🤖 AI Summary
To address inaccurate spatiotemporal localization of target objects in video question answering (VQA), this paper proposes a three-stage framework—decomposed reasoning, spatiotemporal localization, and object tracking—to enhance vision-language alignment in multimodal large language models (MLLMs). The core contribution is the introduction of “trigger moments”: keyframes where the target object is most saliently visible, automatically generated via CORTEX prompting and used as spatiotemporal anchors to improve localization consistency and robustness.
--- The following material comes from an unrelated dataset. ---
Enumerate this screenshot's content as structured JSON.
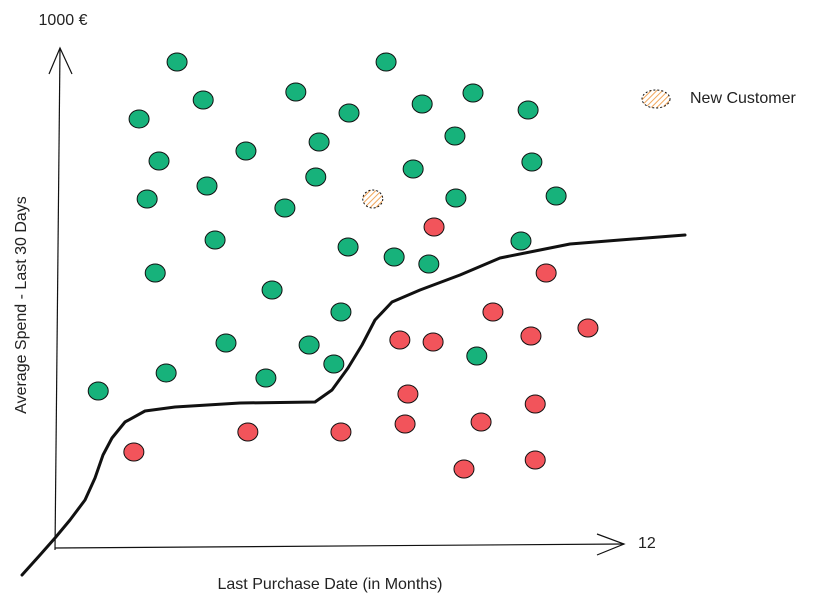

The method integrates MLLMs, VQA reasoning, explicit spatiotemporal localization, and lightweight object tracking, with prompt engineering optimized for precise keyframe identification. Evaluated on the GVQA benchmark, our approach achieves a HOTA score of 0.4968—surpassing last year’s champion (0.2704) by 22.6 percentage points—demonstrating the effectiveness of the trigger-moment-guided paradigm.
📝 Abstract
In this technical report, we introduce a framework to address Grounded Video Question Answering (GVQA) task for the ICCV 2025 Perception Test Challenge. The GVQA task demands robust multimodal models capable of complex reasoning over video content, grounding the resulting answers visually, and tracking the referenced objects temporally. To achieve this capability, our proposed approach decomposes the GVQA task into a three-stage pipeline: (1) Video Reasoning &QA, (2) Spatio-temporal Grounding and (3) Tracking. Our key contribution is the introduction of a trigger moment, derived from our proposed CORTEX prompt, which pinpoints the single most visible frame of a target object to serve as a robust anchor for grounding and tracking. To this end, we achieve the HOTA score of 0.4968, which marks a significant improvement over the previous year's winning score of 0.2704 on GVQA task.